A vertente de terror psicológico manteve-me os pêlos do pescoço eriçados a todo o momento. Até o detalhe das portas se abrirem ao contrário quando estamos na expectativa de saber o que estará do outro lado mexe com a nossa cabeça. Talvez te lembres de jogos como Layers of Fear, onde a cada porta que atravessas parece que entras num novo espaço. Aqui a experiência é um pouco semelhante, sendo que as portas podem mandar-te para ambientes completamente diferentes, o que para Split Fiction seria excitante mas, aqui, com o perigo sempre à espreita, deixa-te a caminhar com pezinhos de lã. Para os masoquistas até pode ser um ponto ainda mais excitante, mas acredita que quando não sabes o que está do lado de lá, teres de puxar a porta para ti, desviar-te do caminho e, finalmente, percecionar o outro lado, mexe com os nossos pirulitos!

À parte disso e dos monstros que nos perseguem, houve um jump scare mais inusitado que não estava de todo planeado, mas que tinha de partilhar contigo derivado de pontuais bugs que poderás encontrar. Sabes, é que do nada dei pela câmara a atravessar a cabeça do personagem como se estivesse a jogar Assassin’s Creed, só que o problema é que, para além deste não ser um jogo da Ubisoft, jogamos sempre em primeira pessoa. Então, o meu coração não ia aguentando quando vejo os malditos olhos e a língua do boneco através da cabeça. Mas se foi bug ou se podemos olhar para isto como um feature, deixo a teu critério, caro leitor.

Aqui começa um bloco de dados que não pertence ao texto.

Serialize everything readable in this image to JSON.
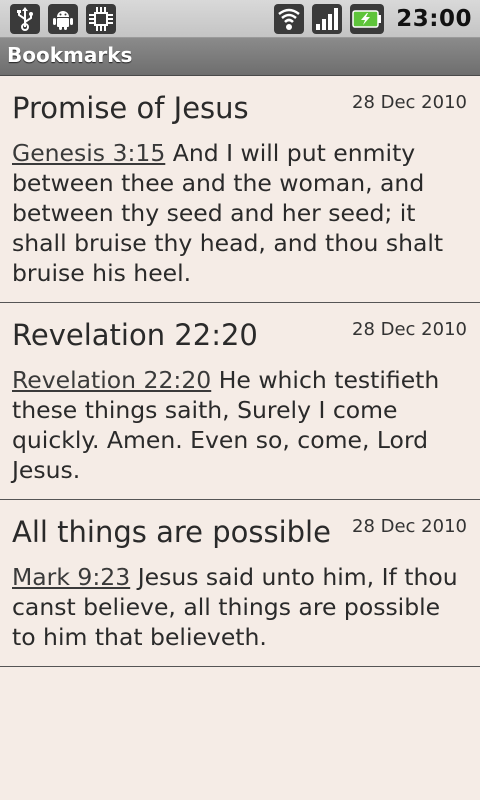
{
  "status_bar": {
    "icons_left": [
      "usb-icon",
      "android-icon",
      "chip-icon"
    ],
    "icons_right": [
      "wifi-icon",
      "signal-icon",
      "battery-charging-icon"
    ],
    "time": "23:00"
  },
  "title_bar": {
    "title": "Bookmarks"
  },
  "bookmarks": [
    {
      "title": "Promise of Jesus",
      "date": "28 Dec 2010",
      "reference": "Genesis 3:15",
      "text": "And I will put enmity between thee and the woman, and between thy seed and her seed; it shall bruise thy head, and thou shalt bruise his heel."
    },
    {
      "title": "Revelation 22:20",
      "date": "28 Dec 2010",
      "reference": "Revelation 22:20",
      "text": "He which testifieth these things saith, Surely I come quickly. Amen. Even so, come, Lord Jesus."
    },
    {
      "title": "All things are possible",
      "date": "28 Dec 2010",
      "reference": "Mark 9:23",
      "text": "Jesus said unto him, If thou canst believe, all things are possible to him that believeth."
    }
  ]
}
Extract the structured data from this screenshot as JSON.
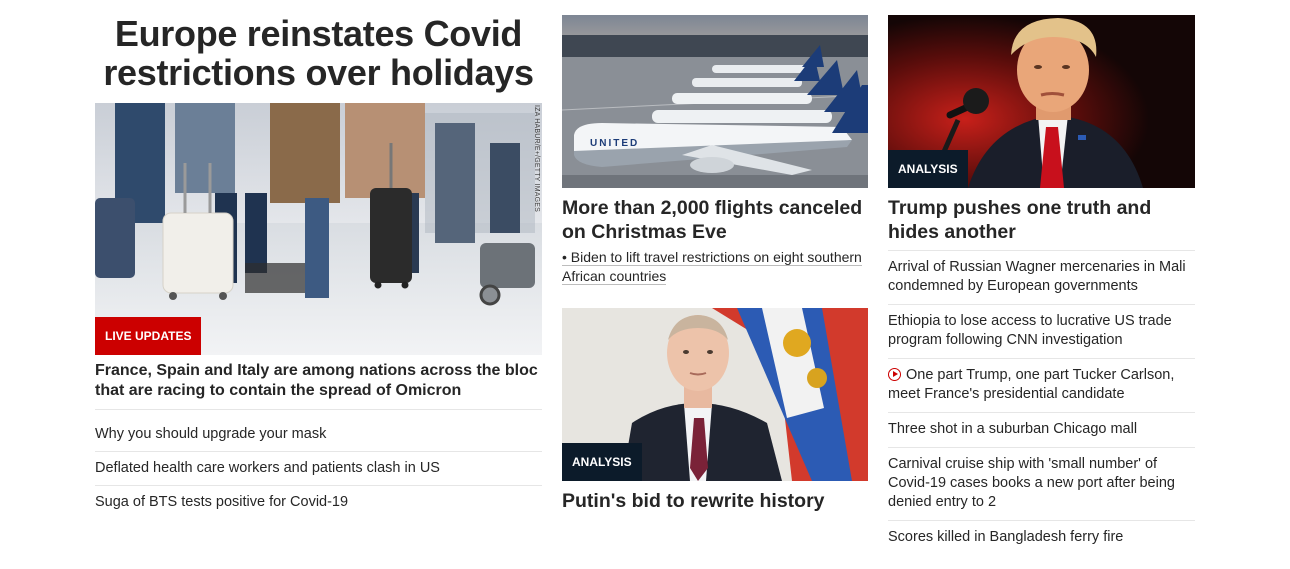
{
  "lead": {
    "title": "Europe reinstates Covid restrictions over holidays",
    "image_alt": "Travelers with rolling suitcases in an airport terminal",
    "photo_credit": "IZA HABUR/E+/GETTY IMAGES",
    "badge": "LIVE UPDATES",
    "subheadline": "France, Spain and Italy are among nations across the bloc that are racing to contain the spread of Omicron",
    "links": [
      "Why you should upgrade your mask",
      "Deflated health care workers and patients clash in US",
      "Suga of BTS tests positive for Covid-19"
    ]
  },
  "flights": {
    "image_alt": "United Airlines planes parked at an airport",
    "headline": "More than 2,000 flights canceled on Christmas Eve",
    "related": "Biden to lift travel restrictions on eight southern African countries",
    "plane_livery": "UNITED"
  },
  "putin": {
    "image_alt": "Vladimir Putin in front of a Russian flag",
    "badge": "ANALYSIS",
    "headline": "Putin's bid to rewrite history"
  },
  "trump": {
    "image_alt": "Donald Trump speaking at a microphone",
    "badge": "ANALYSIS",
    "headline": "Trump pushes one truth and hides another",
    "links": [
      "Arrival of Russian Wagner mercenaries in Mali condemned by European governments",
      "Ethiopia to lose access to lucrative US trade program following CNN investigation",
      "One part Trump, one part Tucker Carlson, meet France's presidential candidate",
      "Three shot in a suburban Chicago mall",
      "Carnival cruise ship with 'small number' of Covid-19 cases books a new port after being denied entry to 2",
      "Scores killed in Bangladesh ferry fire"
    ],
    "video_icon": "play-circle-icon"
  },
  "colors": {
    "text": "#262626",
    "badge_live": "#cc0000",
    "badge_analysis": "#0c1b2a",
    "divider": "#e6e6e6"
  }
}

Sendo jogado em primeira pessoa, há um esforço notável em trazer algum realismo através das texturas. Com ambientes que primam pelos jogos de luz e sombras, e onde o vermelho predomina para nos manter os nossos instintos primordiais sempre alertas nos cenários mais impactantes. A cereja no topo do bolo para esta experiência visual seria mesmo que desse para jogar em VR para uma imersão ainda mais incrível!
Um agradecimento especial à editora pela cedência de uma cópia para análise na plataforma PlayStation 5.
Karma: The Dark World já está disponível para PlayStation 5, Xbox Series X|S, e na Steam para PC.